Bu iki özellik hem özel işlerde hem de kamusal alanda çok önemli. Uygulanabildiği ölçüde işlerimiz muhakkak ki çok daha güzel ve verimli olacaktır.

Fakat uygulamalara baktığımızda bu hususlara her zaman riayet edilmediğini, hemşehrilik, cemaat kardeşliği, dernek ve vakıf mensupluğu, seçilecek kişilerin seçme mevkiinde olanlara kayıtsız şartsız itaati gibi hususların bazen bu iki hayati unsurun yerini aldığını üzülerek müşahade etmekteyiz. O zaman da ortaya çıkan neticeler herkesi üzmekte, işlerin doğru gitmemesi hem bireyleri hırpalamakta hem de toplumsal bazda telafi edilemeyecek boyutta zararlara sebebiyet vermekte.

İnsanların kendi özel işlerinde yapacakları bu kabil hatalar kişilerin sadece kendilerine ve özel işlerine zarar verse yani bu kararın oluşturacağı zarar kısmi olsa da, kamusal alanda yapılacak bu tarz hataların ceremesini çok geniş kitleler çekmekte.

Bu noktadan hareketle toplumsal alanlarda ilgili vazifeler için uygun kişileri seçme durumunda olanların sorumlulukları çok büyük. Mesleki ehliyeti belirleyebilmek için bu alandaki objektif kriterleri bihakkın göz önüne almak durumundalar. Bu kriterlerin neler olduğu ile ilgili doğru bir tesbit yapmak, kendisinin ihtisası olmadığı sahalarda bu alanların uzmanları ile istişarelerde bulunmak, işin ehlini sadece yakın çevresinde değil işin gereği ne kadar geniş ise o miktarda geniş bir alanda aramak da seçim yapacak kişilerin önemli bir sorumluluğu.

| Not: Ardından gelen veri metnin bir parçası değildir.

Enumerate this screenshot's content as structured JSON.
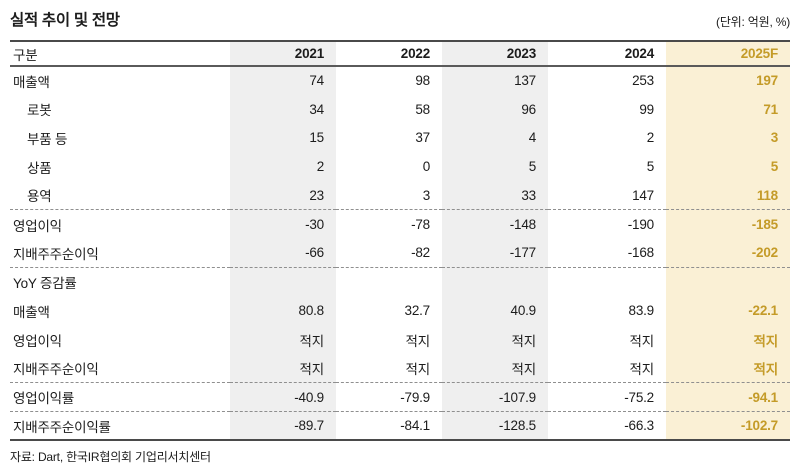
{
  "title": "실적 추이 및 전망",
  "unit_label": "(단위: 억원, %)",
  "source": "자료: Dart, 한국IR협의회 기업리서치센터",
  "colors": {
    "stripe_bg": "#efefef",
    "highlight_bg": "#faf0d5",
    "highlight_text": "#c49b28",
    "line_dark": "#4a4a4a",
    "dash": "#8f8f8f"
  },
  "chart_data": {
    "type": "table",
    "title": "실적 추이 및 전망",
    "unit": "억원, %",
    "columns": [
      "구분",
      "2021",
      "2022",
      "2023",
      "2024",
      "2025F"
    ],
    "rows": [
      {
        "label": "매출액",
        "indent": false,
        "values": [
          "74",
          "98",
          "137",
          "253",
          "197"
        ],
        "divider_after": false
      },
      {
        "label": "로봇",
        "indent": true,
        "values": [
          "34",
          "58",
          "96",
          "99",
          "71"
        ],
        "divider_after": false
      },
      {
        "label": "부품 등",
        "indent": true,
        "values": [
          "15",
          "37",
          "4",
          "2",
          "3"
        ],
        "divider_after": false
      },
      {
        "label": "상품",
        "indent": true,
        "values": [
          "2",
          "0",
          "5",
          "5",
          "5"
        ],
        "divider_after": false
      },
      {
        "label": "용역",
        "indent": true,
        "values": [
          "23",
          "3",
          "33",
          "147",
          "118"
        ],
        "divider_after": true
      },
      {
        "label": "영업이익",
        "indent": false,
        "values": [
          "-30",
          "-78",
          "-148",
          "-190",
          "-185"
        ],
        "divider_after": false
      },
      {
        "label": "지배주주순이익",
        "indent": false,
        "values": [
          "-66",
          "-82",
          "-177",
          "-168",
          "-202"
        ],
        "divider_after": true
      },
      {
        "label": "YoY 증감률",
        "indent": false,
        "values": [
          "",
          "",
          "",
          "",
          ""
        ],
        "divider_after": false
      },
      {
        "label": "매출액",
        "indent": false,
        "values": [
          "80.8",
          "32.7",
          "40.9",
          "83.9",
          "-22.1"
        ],
        "divider_after": false
      },
      {
        "label": "영업이익",
        "indent": false,
        "values": [
          "적지",
          "적지",
          "적지",
          "적지",
          "적지"
        ],
        "divider_after": false
      },
      {
        "label": "지배주주순이익",
        "indent": false,
        "values": [
          "적지",
          "적지",
          "적지",
          "적지",
          "적지"
        ],
        "divider_after": true
      },
      {
        "label": "영업이익률",
        "indent": false,
        "values": [
          "-40.9",
          "-79.9",
          "-107.9",
          "-75.2",
          "-94.1"
        ],
        "divider_after": true
      },
      {
        "label": "지배주주순이익률",
        "indent": false,
        "values": [
          "-89.7",
          "-84.1",
          "-128.5",
          "-66.3",
          "-102.7"
        ],
        "divider_after": false
      }
    ]
  }
}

Özellikle çok kapsamlı ve sonuçları itibariyle çok fazla kişiyi ilgilendiren alanlarda bu yük daha da artıyor. Bizim kadim kültürümüzde bir vazifeye talip olmak artıdan ziyade eksi bir özellik. Fakat günümüzde maalesef bu alanda da kıstaslar tersine çevrilmiş durumda. İnsanlar bir göreve gelebilmek için objektif kriterlerin dışında subjektif yollarla kendilerini bir görev için aday olarak ortaya atmakta ve sonra da karar vericileri etkileyebilmek için Rahmetli Sabahattin Hoca’nın ısrarla vurguladığı ahlaki değerleri hiçe sayarak çeşitli direk ve dolaylı yollarla karar vericileri etkilemeye çalışmaktalar. Karar vericiler de bu noktada gerekli hassasiyeti göstermediği ve işin gereği olan istişareyi yapmadığı durumlarda da görevler maalesef ehil olmayan kişilerin uhdesine geçmekte. Sonrasında ise o konuyla ilgili hemen herkes bu yanlışın faturasını ödemekte.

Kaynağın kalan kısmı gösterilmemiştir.